こんなに読者の方から反応を頂けたのは初めてなので、本当にありがたく思っております。お祝いタグも楽しくうれしいのですが、とくに主人公のお父さんに対する厳しいご意見が非常に多く、私は嫌われるキャラクターを意図して描いたのは今回が初めてだったのですが、嫌われるキャラクターを登場させるときは、ちゃんと嫌われる覚悟がいるのだな…と、とても勉強になりました(笑)。これからも、ガンガンコメントやタグをつけて頂けると幸いです。

――今後、新作漫画の予定はありますか?
現在、読み切りを誠意制作中です!また完成したら、ぜひ読んで頂けると大変うれしく思います。

――読者のみなさまにメッセージをお願いします。
この度は、私の漫画を読んで頂き、誠にありがとうございます。読んで頂けるだけでもうれしいのですが、そこから更にいろいろ思って頂けたり、感情を動かして頂けると、本当に描いてよかったなーと思います。新作を描いたらpixivに公開しますので、読んで頂けると大変うれしいです。そして何かしら思われたら、またコメントなどで教えてください!

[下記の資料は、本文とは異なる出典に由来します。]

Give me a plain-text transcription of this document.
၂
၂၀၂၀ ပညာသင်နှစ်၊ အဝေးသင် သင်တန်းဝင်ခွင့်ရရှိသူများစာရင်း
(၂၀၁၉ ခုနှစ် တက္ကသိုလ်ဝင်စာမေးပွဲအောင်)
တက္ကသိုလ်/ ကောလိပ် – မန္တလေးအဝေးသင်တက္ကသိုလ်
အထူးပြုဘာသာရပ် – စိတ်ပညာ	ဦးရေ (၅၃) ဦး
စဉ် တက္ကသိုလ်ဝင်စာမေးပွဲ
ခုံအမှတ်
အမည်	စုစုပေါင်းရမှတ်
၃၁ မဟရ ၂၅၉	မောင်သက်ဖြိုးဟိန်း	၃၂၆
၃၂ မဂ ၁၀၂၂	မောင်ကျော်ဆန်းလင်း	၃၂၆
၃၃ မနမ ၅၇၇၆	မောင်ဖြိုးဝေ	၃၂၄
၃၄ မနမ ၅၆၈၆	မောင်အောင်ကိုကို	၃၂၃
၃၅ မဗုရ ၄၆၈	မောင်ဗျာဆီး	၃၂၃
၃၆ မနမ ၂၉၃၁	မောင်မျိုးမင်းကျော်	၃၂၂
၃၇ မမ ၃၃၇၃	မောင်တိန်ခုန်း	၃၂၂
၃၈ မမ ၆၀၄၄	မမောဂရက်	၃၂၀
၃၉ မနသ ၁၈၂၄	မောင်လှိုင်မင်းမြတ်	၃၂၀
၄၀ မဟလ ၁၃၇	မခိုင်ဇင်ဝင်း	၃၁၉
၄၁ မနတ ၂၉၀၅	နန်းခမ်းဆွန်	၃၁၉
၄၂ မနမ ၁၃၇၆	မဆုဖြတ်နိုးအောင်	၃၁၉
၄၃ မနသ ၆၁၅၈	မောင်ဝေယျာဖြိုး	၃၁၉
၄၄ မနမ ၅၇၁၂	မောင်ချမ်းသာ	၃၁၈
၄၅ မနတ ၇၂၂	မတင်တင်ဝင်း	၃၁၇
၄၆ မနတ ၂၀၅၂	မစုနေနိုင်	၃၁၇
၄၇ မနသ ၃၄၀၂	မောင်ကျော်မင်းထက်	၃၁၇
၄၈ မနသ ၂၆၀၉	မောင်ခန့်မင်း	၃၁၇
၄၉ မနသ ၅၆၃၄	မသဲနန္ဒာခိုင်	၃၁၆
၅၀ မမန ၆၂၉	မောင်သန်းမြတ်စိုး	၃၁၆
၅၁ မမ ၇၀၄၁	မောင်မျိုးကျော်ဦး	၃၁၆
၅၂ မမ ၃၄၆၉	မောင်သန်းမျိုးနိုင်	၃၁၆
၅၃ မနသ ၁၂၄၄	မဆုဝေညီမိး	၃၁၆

彼の期待に応えたい一心で、勉強も編み物も読書も料理も努力する桜子。しかし、何回練習しても全然うまくできない壁にぶち当たってしまい、疲労で倒れてしまう。そんな彼女のもとに幸太郎が駆けつける。期待に応えられなくて見放されることを恐れていた桜子だが、幸太郎の思いを知ると、彼女は自分らしく生きたいと思えるようになった。